A coyote crosses a street in the densely populated Westlake neighborhood, just west of downtown Los Angeles.
A coyote crosses a street in the densely populated Westlake neighborhood, just west of downtown Los Angeles. National Park Service/Public Domain

Again and again and again, the volunteers went looking for poop. They tromped through cemeteries and parks, hugged the fence line, and wandered paved and dirt roads in search of links about the size of their thumbs, with tapered ends. They avoided smaller nuggets—no thanks, opossums—and ones with rounded tips, which suggested they’d been dropped by a bobcat. These poop scouts were scouring Los Angeles and the Conejo Valley in search of hints about coyotes’ palates.

For several years, biologists have kept track of the canids moving around Southern California’s cities and suburbs. Researchers have tracked them with GPS collars and camera traps, and confirmed that they’ve been chowing down—but they haven’t gotten a full picture of all the meals coyotes are consuming.

“You hear a lot of different things, like, ‘Oh, they’re living off of rats, my neighbor’s feeding them, they’re only living off of cats in the neighborhood,” says Justin Brown, an ecologist at the National Park Service’s Santa Monica Mountains National Recreation Area. “People had a wide variety of thoughts.” To get a better picture of how the coyotes were flourishing in these urban and suburban enclaves, “you need to know what resources they’re using,” Brown says. Food is fuel, and the proof’s in the poop.

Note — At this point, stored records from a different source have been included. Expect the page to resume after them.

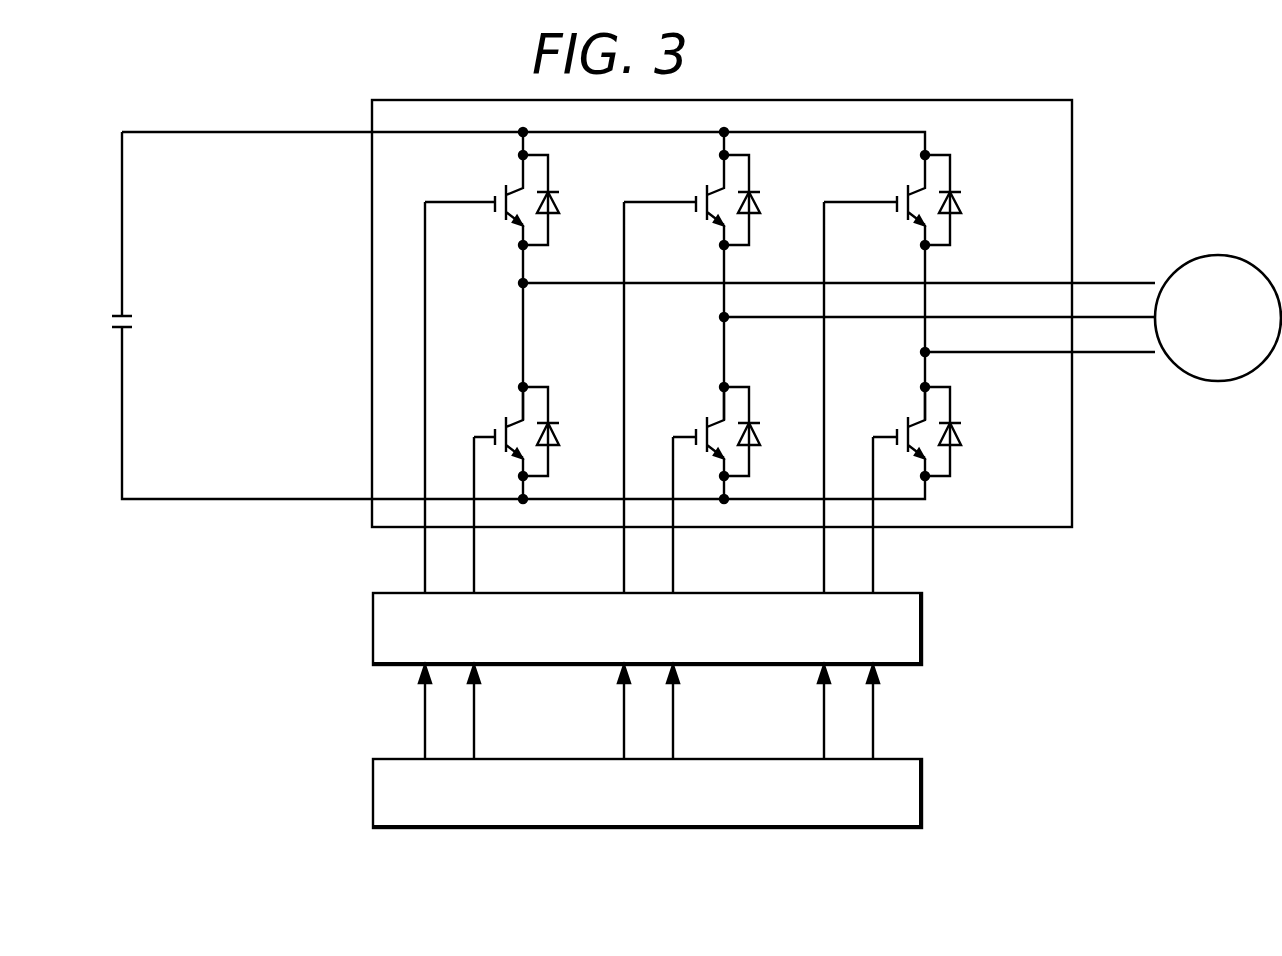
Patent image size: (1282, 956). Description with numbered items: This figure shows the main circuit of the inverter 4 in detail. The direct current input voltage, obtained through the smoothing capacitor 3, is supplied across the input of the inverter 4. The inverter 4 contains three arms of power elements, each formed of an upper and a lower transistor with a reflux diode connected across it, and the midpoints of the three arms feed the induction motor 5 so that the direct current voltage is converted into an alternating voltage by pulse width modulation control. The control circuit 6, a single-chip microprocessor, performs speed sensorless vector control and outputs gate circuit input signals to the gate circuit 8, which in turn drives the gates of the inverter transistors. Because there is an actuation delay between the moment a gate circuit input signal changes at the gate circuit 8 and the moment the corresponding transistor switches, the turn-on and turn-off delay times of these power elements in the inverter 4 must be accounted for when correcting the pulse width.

The smoothing capacitor 3 is at (140, 322).
The inverter 4 is at (1047, 170).
The induction motor 5 is at (1224, 366).
The control circuit 6 is at (922, 788).
The gate circuit 8 is at (922, 610).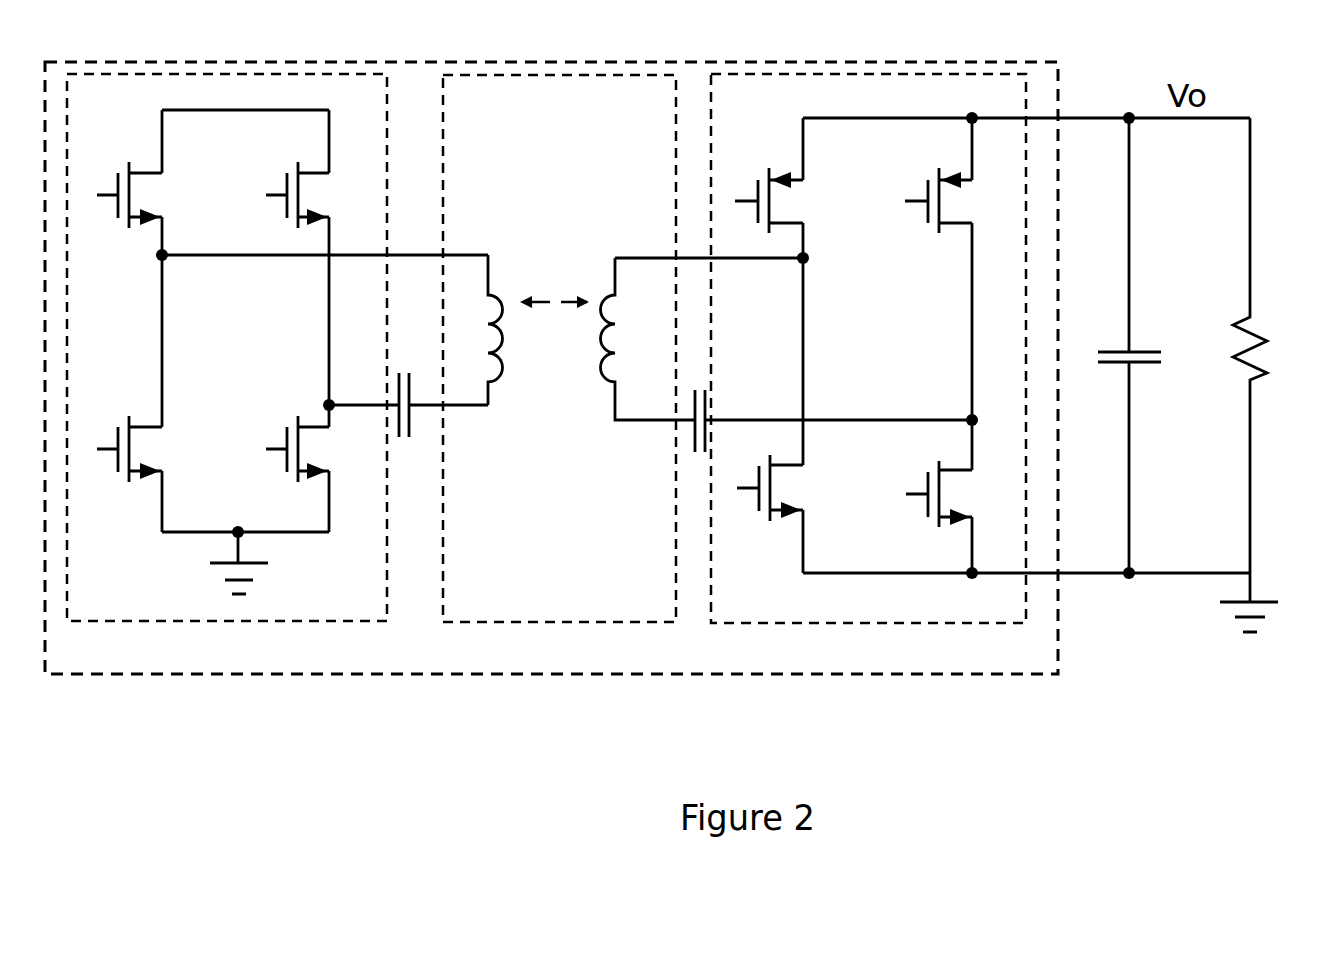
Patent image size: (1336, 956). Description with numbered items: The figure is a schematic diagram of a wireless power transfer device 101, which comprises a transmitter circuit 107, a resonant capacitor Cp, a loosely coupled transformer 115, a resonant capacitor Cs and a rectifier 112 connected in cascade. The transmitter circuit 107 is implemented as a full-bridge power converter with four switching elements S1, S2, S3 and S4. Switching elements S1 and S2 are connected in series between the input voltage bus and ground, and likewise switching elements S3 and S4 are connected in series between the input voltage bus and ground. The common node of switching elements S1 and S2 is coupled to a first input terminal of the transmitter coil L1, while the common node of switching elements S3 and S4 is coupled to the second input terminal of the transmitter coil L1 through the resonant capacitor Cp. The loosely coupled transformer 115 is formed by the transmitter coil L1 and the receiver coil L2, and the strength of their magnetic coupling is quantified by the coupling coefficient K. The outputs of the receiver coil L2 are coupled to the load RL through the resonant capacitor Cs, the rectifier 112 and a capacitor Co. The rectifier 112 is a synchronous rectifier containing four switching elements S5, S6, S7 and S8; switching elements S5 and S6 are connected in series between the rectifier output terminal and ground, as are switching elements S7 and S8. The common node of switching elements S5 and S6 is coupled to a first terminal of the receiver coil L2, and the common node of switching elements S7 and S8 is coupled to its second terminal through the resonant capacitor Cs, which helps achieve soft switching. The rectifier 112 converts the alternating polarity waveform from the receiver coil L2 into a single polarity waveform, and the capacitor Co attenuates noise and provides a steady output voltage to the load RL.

The wireless power transfer device 101 is at (568, 665).
The transmitter circuit 107 is at (132, 609).
The loosely coupled transformer 115 is at (572, 602).
The rectifier 112 is at (772, 612).
The switching element S1 is at (148, 195).
The switching element S2 is at (148, 449).
The switching element S3 is at (316, 195).
The switching element S4 is at (316, 449).
The switching element S5 is at (785, 200).
The switching element S6 is at (787, 488).
The switching element S7 is at (958, 200).
The switching element S8 is at (956, 494).
The transmitter coil L1 is at (477, 330).
The receiver coil L2 is at (648, 339).
The coupling coefficient K is at (554, 331).
The resonant capacitor Cp is at (439, 386).
The resonant capacitor Cs is at (694, 404).
The capacitor Co is at (1137, 345).
The load RL is at (1271, 345).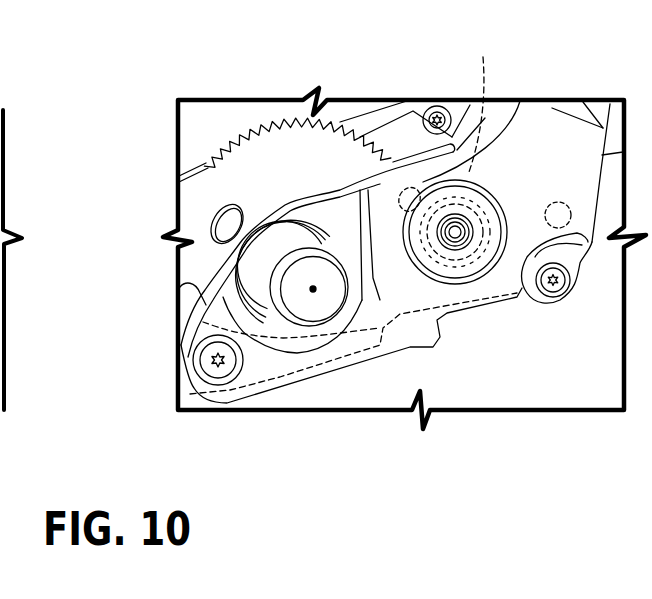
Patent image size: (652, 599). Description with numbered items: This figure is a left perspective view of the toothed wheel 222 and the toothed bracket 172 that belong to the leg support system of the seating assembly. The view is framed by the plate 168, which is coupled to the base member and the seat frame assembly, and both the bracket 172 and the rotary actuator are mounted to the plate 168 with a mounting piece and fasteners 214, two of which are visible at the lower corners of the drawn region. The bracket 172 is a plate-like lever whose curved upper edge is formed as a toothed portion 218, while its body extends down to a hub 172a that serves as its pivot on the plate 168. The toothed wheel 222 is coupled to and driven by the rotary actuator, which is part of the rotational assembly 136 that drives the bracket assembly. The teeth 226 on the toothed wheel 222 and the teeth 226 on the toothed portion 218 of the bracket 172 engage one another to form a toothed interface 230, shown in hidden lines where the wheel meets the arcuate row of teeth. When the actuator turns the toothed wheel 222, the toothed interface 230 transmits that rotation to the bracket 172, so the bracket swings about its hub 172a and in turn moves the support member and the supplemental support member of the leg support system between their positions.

The rotational assembly 136 is at (445, 292).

For the past two years, Brown has led a project to collect coyote scat around the Conejo Valley, including Thousand Oaks, and compare it to samples collected in denser, busier Los Angeles. “Our goal was to look at urban to suburban gradient, and see how that affects their diet,” Brown says.

Biologists and citizen scientists have been working together to sift bones, hair, and seeds from poop.
Biologists and citizen scientists have been working together to sift bones, hair, and seeds from poop. National Park Service/Public Domain

After a crash course in scat identification, volunteers fanned out to their assigned sites (27 in L.A., and 14 in Thousand Oaks), and looked for poop that fit the bill. To distinguish the coyote poop from piles left by domestic dogs, they only collected samples that had visible evidence of bone, hair, or fruit seeds—unlike Fido, coyotes eat their dinner whole. They plopped the piles into paper bags. Back in the lab, researchers put them in pantyhose and ran them through the washer and dryer to clean them up and help make it easier to isolate and identify the bones, seeds, and other components inside. They also baked the poop, to kill parasites.

Coyotes tend to trod the same territory again and again, Brown says, so it’s likely that scat collected from the same site over time is shedding light on the behavior of the same individuals from one season to another. (It’s a more complete picture than, say, a stomach necropsy, which only gives a glimpse of the animal’s last meal—though the team did some of those, too.)

Still, scat’s not a perfect portal into the animals’ meals. Human food—such as burgers and bread—doesn’t tend to show up in the poop “unless the coyotes eat the wrapper,” Brown says, because our grub is more fully digestible than bone or tufts of hair. The team did find evidence of work gloves, a condom, shoe laces, and plenty of packaging. Whiskers provided a clue about how and when the animals were consuming the food intended for us and our pets. By snipping these into segments and performing stable isotope analysis—looking for ratios of carbon and nitrogen—researchers could gauge whether the animals had eaten corn, for instance, and how that had changed over time (give or take a few weeks).

Do suburban coyotes snack differently than urban ones?
Do suburban coyotes snack differently than urban ones? Connar L’Ecuyer/National Park Service/Public Domain

By early April 2019, they expect to be done with dissections—more than 3,200 in all. Then the team will tidy up the data and start submitting it to scientific journals. Based on their findings so far, it seems that the coyotes of Los Angeles are feasting on food for humans and pets, plus pets themselves (especially domestic cats), and fruit from ornamental trees, such as figs. The scat from Thousand Oaks indicates that the coyotes with more green space to roam around are noshing primarily on rabbits, followed by fruits, gophers, and insects.

Over the past few years, the relationship between Southern California’s humans and their canid neighbors has been more than a little strained. There have been several reports of coyotes eating family pets or biting people; humans, meanwhile, have occasionally taken out a coyote with a gun, and packed city council meetings wearing shirts calling on officials to evict the animals from their towns. Meanwhile, researchers have found that “a lot of [coyotes] are living pretty much everywhere, and a lot of them aren’t causing conflicts,” Brown says. Where they’re unwelcome, he adds, “we can control the food sources,” whether those are trees, or a buffet of offerings from overflowing trash cans. Some residents will surely think it’s not enough, but decoding the poop is one place to start.